Image: Dr Alana Blackburn performing Earthsong.

The creative arts are a vehicle for storytelling that can help us feel, see and understand – they can even to help us regrow.

Dr Alana Blackburn, Armidale recorder player and Senior Lecturer in Music at UNE, recently premiered a new multimedia performance work titled Re-Growth? after receiving a Create NSW grant. The performance was created to develop awareness of the environment and climate change by reaching people in a creative and respectful way. It responds to past tragedies as a springboard to a better future for regional communities.

The impetus for this work was born from the drought and bushfires of 2019/2020 and the vivid impact they had on the New England area. “I wanted to find another way of reaching out to local and national communities in a way that the news couldn’t,” described Dr Blackburn while discussing why the arts are well-placed to address environmental issues. “Scientific researchers have been calling on interdisciplinary action to engage the public, in particular, the creative arts to evoke emotional responses to climate change.”

Alana Blackburn performing Airsong.

It is the arts’ ability to shape and frame a narrative that makes a multimedia performance the perfect medium to highlight these issues. As such, Re-Growth? presents an engaging narrative about climate change impacts through storytelling and the use of imagery, sound, and metaphor.

Re-Growth?’s themes address aspects of climate change, but more specifically they relate to place, land, and the environmental challenges many have experienced recently. “I hope this piece communicates to people in a different way to mainstream media” said Dr Blackburn. “This work is unique. The sounds of New England have not been used in this way before.  At least not in a way that uses sonic art to inform or evoke personal connections and meaning to an area.
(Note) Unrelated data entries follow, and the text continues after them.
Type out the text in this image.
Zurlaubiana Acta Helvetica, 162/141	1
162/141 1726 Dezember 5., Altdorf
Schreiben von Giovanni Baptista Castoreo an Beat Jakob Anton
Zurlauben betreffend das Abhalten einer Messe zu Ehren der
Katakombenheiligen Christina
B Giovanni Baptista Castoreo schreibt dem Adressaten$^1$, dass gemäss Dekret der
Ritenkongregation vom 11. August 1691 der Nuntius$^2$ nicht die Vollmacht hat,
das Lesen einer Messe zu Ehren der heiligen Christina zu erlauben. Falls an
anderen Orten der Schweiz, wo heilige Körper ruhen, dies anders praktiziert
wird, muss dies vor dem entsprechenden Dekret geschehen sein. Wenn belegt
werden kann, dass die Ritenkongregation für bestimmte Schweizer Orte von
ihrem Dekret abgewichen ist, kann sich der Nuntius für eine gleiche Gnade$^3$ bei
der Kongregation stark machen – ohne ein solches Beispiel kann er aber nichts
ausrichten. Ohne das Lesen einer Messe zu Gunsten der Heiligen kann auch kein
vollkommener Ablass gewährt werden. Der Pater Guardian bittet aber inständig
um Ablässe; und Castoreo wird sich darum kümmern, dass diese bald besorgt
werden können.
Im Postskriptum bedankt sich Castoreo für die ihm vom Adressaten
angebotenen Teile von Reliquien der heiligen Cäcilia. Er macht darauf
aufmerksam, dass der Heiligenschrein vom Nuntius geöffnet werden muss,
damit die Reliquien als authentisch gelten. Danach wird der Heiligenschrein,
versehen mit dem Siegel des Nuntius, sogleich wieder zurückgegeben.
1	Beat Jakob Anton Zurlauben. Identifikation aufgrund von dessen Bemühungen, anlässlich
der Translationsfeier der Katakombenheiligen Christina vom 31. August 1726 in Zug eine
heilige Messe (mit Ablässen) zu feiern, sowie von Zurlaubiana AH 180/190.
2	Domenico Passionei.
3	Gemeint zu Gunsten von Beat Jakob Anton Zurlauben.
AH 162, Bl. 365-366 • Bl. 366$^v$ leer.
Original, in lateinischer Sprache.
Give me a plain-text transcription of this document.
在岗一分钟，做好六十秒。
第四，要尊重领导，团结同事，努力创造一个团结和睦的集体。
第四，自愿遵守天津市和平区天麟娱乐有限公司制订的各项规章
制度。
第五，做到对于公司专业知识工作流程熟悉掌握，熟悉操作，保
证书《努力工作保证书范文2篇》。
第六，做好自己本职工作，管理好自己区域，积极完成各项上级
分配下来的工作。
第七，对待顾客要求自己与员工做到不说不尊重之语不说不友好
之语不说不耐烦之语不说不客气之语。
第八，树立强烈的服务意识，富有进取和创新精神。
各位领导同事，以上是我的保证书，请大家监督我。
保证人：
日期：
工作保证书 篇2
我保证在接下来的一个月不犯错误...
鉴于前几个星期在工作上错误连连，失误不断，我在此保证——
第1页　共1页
The piece is made of 4 movements – Firesong, Airsong, Watersong and Earthsong, each of these movements combines sound recordings from regional NSW sewn together as a soundscape to accompany visual work and my live improvisation.”

Dr Blackburn was not alone in creating this work, in addition to the support provided by the Create NSW grant, Alana has worked with an amazing team: Dr Ros Bandt (composer, sound artist), Jutta Pryor (video/visual artist) and Jim Atkins (sound engineer).

Composer and sound ecologist Dr Ros Bandt was commissioned to write the work and provide her expertise to the performance. Dr Bandt is an internationally acclaimed sound artist, composer, musician, researcher, scholar, and most recently the winner of the 2020 Award for distinguished services to Australian Music at the APRA/AMCOS Australian Music Awards.

Alana Blackburn performing Watersong.

Dr Bandt, Alana, and sound engineer Jim Atkins, built aspects of the performance from extensive fieldwork by capturing sounds from various areas of NSW including wind passing through Narrabri satellites, walking on scorched earth from the fires around Dorrigo, underwater sounds from Dumaresq Dam taken by a hydrophone, and sounds of koalas and lyrebirds. The performance quite literally captures the sound of regional NSW.

The striking look of the performance is the work of visual artist Jutta Pryor. While describing some of the most emotionally resonate moments from of Re-Growth?’s premiere Dr Blackburn explained: “The stage directions for me were to be amongst projections, becoming part of the environment. One audience member said he was worried that I was ‘on fire’ during the opening of Firesong.”

Re-Growth?, which was premiered in Armidale on December 16th, was performed alongside Australian compositions by local composer Benjamin Thorn, Associate Professor Donna Hewitt (UNE) and Damian Barbeler. The program has future performances planned including the Newcastle Fringe Festival, and an upcoming workshop/performance with the UNE SRI and students of NECOM in the near future.

Not only did the premiere prove to be a powerful and effective first showing of the performance, but Re-Growth?’s creation has already yielded academic fruits for Alana. “I presented a paper on the project at the Australian Sound Recording Archives conference in November last year,” said Dr Blackburn, “which focused on ‘creation, use and preservation of sound recordings during the present time of pandemic, climate emergency and social and political upheaval’. There were some amazing examples of the use of sound, and as a performer it’s an area I certainly want to contribute more to.”

Keep an eye out as further plans and performances of Re-Growth? are made – you won’t want to miss it.